GSE40279 – Human blood data results I. (Top) E-age vs C-age in adults. Age is plotted in years. The left graph shows the best approximation to the data. The linear line is slightly and insignificantly inferior to the quadratic approximation and therefore is the best fit. (Bottom) Mann-Kendall test for monotonicity trend: c-age vs e-age ratio ordered from left to right according to c-age. If rate of ageing is decreasing, we expect to see a monotonic increase in the function. Indeed, the function is increasing but not in a significant manner.

Figure 4.

GSE87571 – Human blood data results II. (Top) E-age vs C-age in adults. Age is plotted in years.
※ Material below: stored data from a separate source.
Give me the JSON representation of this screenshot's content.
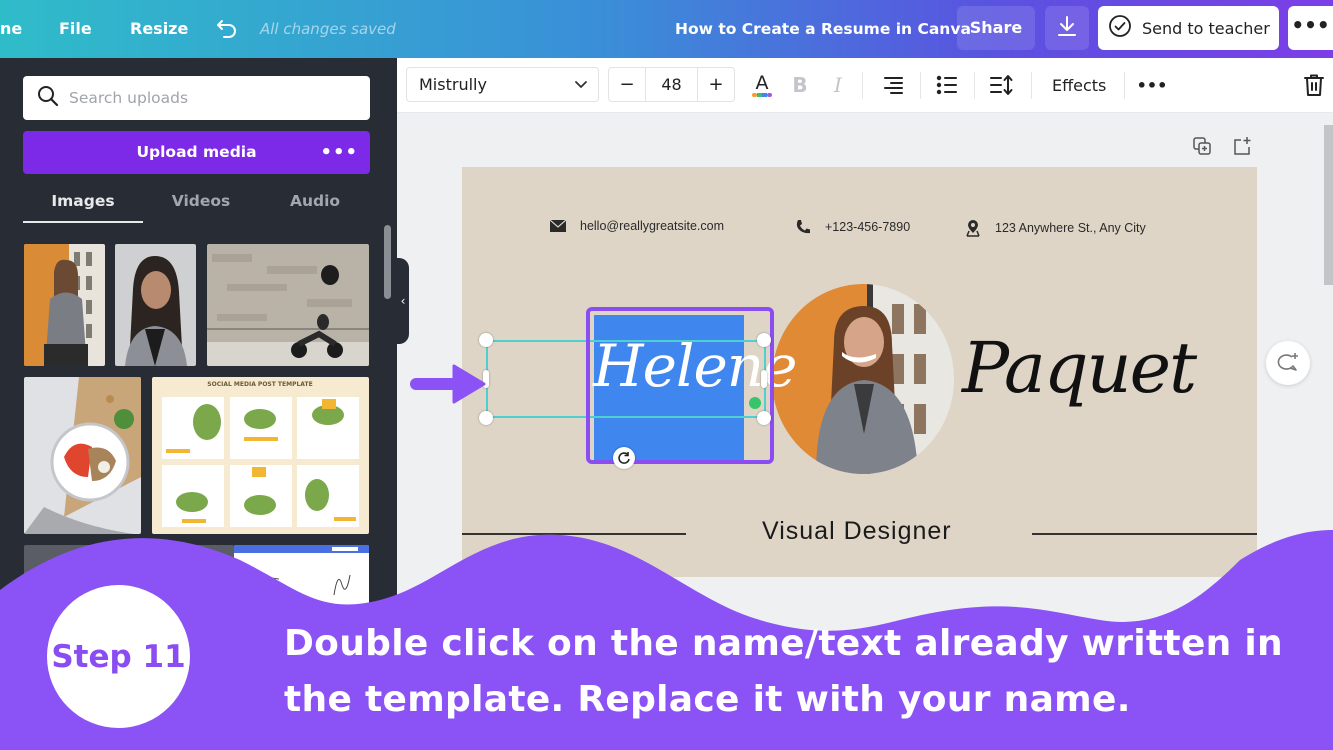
{
  "topbar": {
    "menu_home_partial": "ne",
    "menu_file": "File",
    "menu_resize": "Resize",
    "save_status": "All changes saved",
    "document_title": "How to Create a Resume in Canva",
    "share_label": "Share",
    "send_to_teacher_label": "Send to teacher",
    "more_label": "•••"
  },
  "sidebar": {
    "search_placeholder": "Search uploads",
    "upload_label": "Upload media",
    "upload_more": "•••",
    "tabs": [
      {
        "label": "Images",
        "active": true
      },
      {
        "label": "Videos",
        "active": false
      },
      {
        "label": "Audio",
        "active": false
      }
    ],
    "thumbnails": [
      {
        "subject": "woman seated by orange wall"
      },
      {
        "subject": "woman portrait in grey blazer"
      },
      {
        "subject": "scooter rider by stone wall"
      },
      {
        "subject": "salad plate on board"
      },
      {
        "subject": "social media post template"
      },
      {
        "subject": "canva screenshot"
      },
      {
        "subject": "canva editor screenshot"
      }
    ],
    "template_thumb_title": "SOCIAL MEDIA POST TEMPLATE",
    "collapse_icon": "‹"
  },
  "toolbar": {
    "font_name": "Mistrully",
    "font_size": "48",
    "decrease_label": "−",
    "increase_label": "+",
    "bold_label": "B",
    "italic_label": "I",
    "effects_label": "Effects",
    "more_label": "•••",
    "text_color_letter": "A"
  },
  "design": {
    "email": "hello@reallygreatsite.com",
    "phone": "+123-456-7890",
    "address": "123 Anywhere St., Any City",
    "first_name": "Helene",
    "last_name": "Paquet",
    "role": "Visual Designer"
  },
  "tutorial": {
    "step_label": "Step 11",
    "instruction_line1": "Double click on the name/text already written in",
    "instruction_line2": "the template. Replace it with your name."
  },
  "colors": {
    "accent_purple": "#8b52f5",
    "upload_purple": "#7d2ae8",
    "selection_blue": "#3f86ee",
    "page_beige": "#ded5c7",
    "panel_dark": "#282c34"
  }
}
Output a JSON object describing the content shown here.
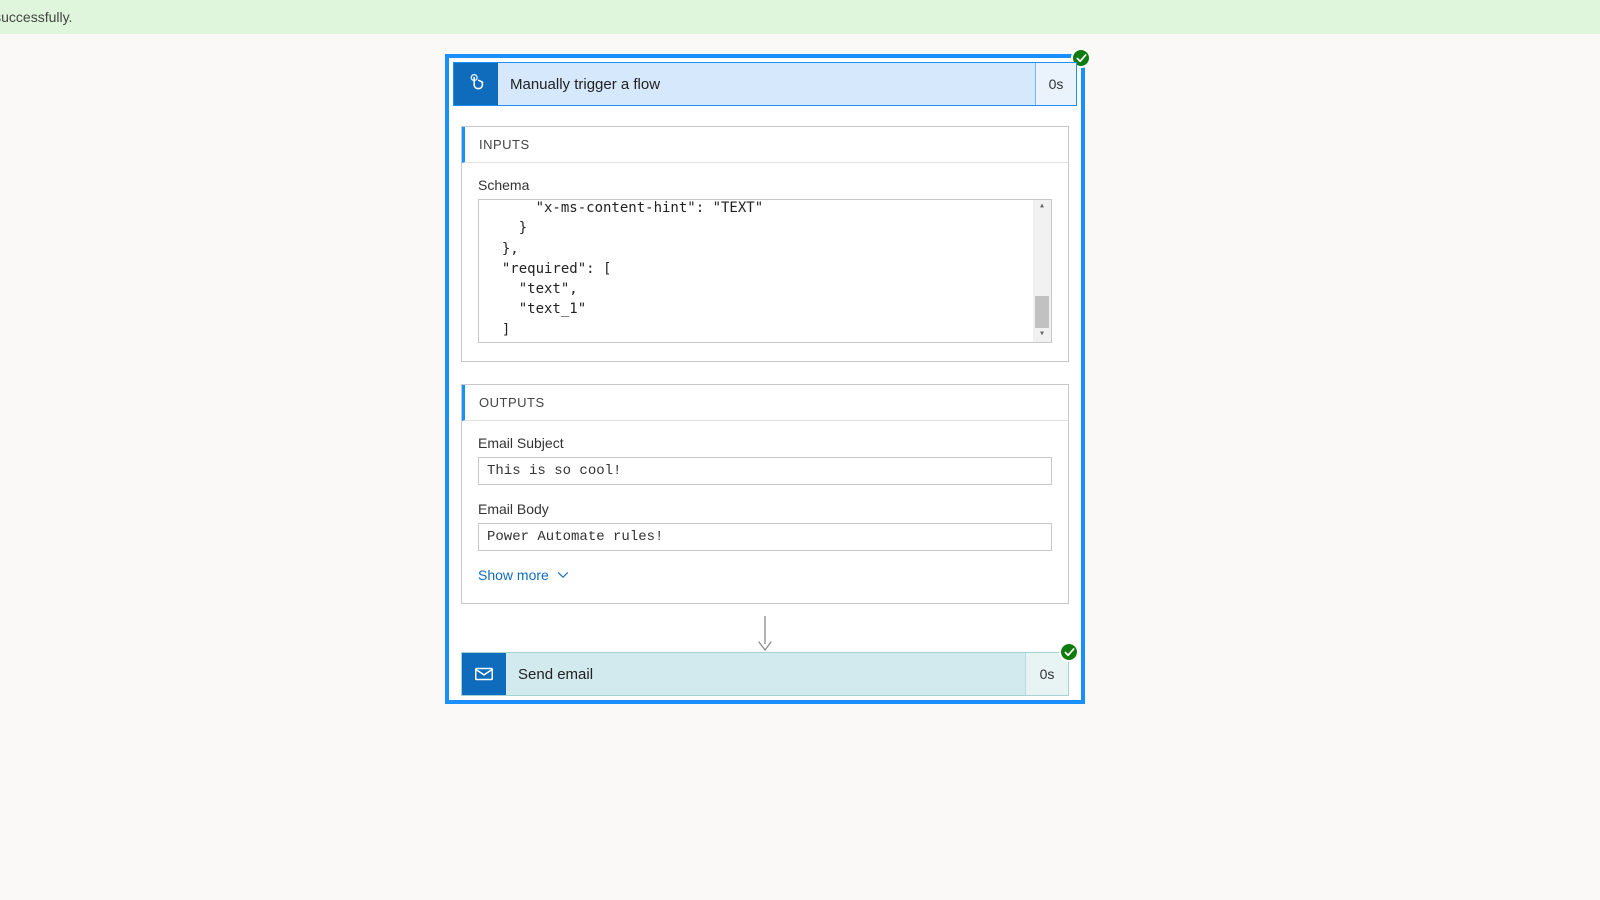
{
  "banner": {
    "text": "ran successfully."
  },
  "trigger": {
    "title": "Manually trigger a flow",
    "duration": "0s",
    "status": "success",
    "inputs": {
      "heading": "INPUTS",
      "schema_label": "Schema",
      "schema_code": "      \"x-ms-content-hint\": \"TEXT\"\n    }\n  },\n  \"required\": [\n    \"text\",\n    \"text_1\"\n  ]\n}"
    },
    "outputs": {
      "heading": "OUTPUTS",
      "fields": [
        {
          "label": "Email Subject",
          "value": "This is so cool!"
        },
        {
          "label": "Email Body",
          "value": "Power Automate rules!"
        }
      ],
      "show_more": "Show more"
    }
  },
  "step2": {
    "title": "Send email",
    "duration": "0s",
    "status": "success"
  }
}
The left graph shows the best approximation to the data. The linear line is slightly and insignificantly inferior to the quadratic approximation. (Bottom) Mann-Kendall test for monotonicity trend: c-age vs e-age ratio ordered from left to right according to c-age. If rate of epigenetic ageing is decreasing with time, we expect to see a monotonic increase in the $\frac{\mathrm{c}-\mathrm{a}\mathrm{g}\mathrm{e}}{\mathrm{e}-\mathrm{a}\mathrm{g}\mathrm{e}}$-ratio function. Indeed, the function is significantly increasing.

Figure 5.

GSE36064 – Children blood data results . E-age vs C-age in young humans. Age is plotted in months. The left graph shows the best approximation to the data. The logarithmic approximation provides the best explanation.

Figure 6.

GSE60132 – Human, all ages, blood data results I. E-age vs C-age in wide age range . Age is plotted in years. The left graph shows the best trend line approximation to the data, which is the logarithmic trend function. At the right, the inferior trends – the quadratic and linear. The quadratic line is slightly and insignificantly inferior to the logarithmic approximation, buy also portrays a concave line due to negative first coefficient $-0.0078$.

Figure 7.

GSE64495 – Human, all ages, blood data results II. E-age vs C-age in kids and adults. Age is plotted in years. The left graph shows the best approximation to the data, obtained by the logarithmic trend line with $R^2=0.924$. On the right, the inferior trend lines, the linear line with $R^2=0.866$ and the quadratic line with $R^2=0.902$.

Figure 8.

GSE74193 – Brain development data results . E-age vs C-age in young humans. Age is plotted in years. The left graph shows the best approximation to the data. The logarithmic approximation provides the best explanation.

Figure 9.

EPM Hannum Horvath trend comparison. Top Left EPM and Horvath ageing trend. Top Middle EPM and Horvath (transformed ages) ageing trend. Top Right EPM and Hannum ageing trend.

Figure 10.

EPM Hannum Horvath rate coefficient comparison horvath and hannum site coefficients compared to the EPM initial methylation values $s_i^0$ and EPM rates $r_i$ for the CpG sites used in the Horvath and Hannun models, respectively. Left EPM and Horvath right EPM and Hannum.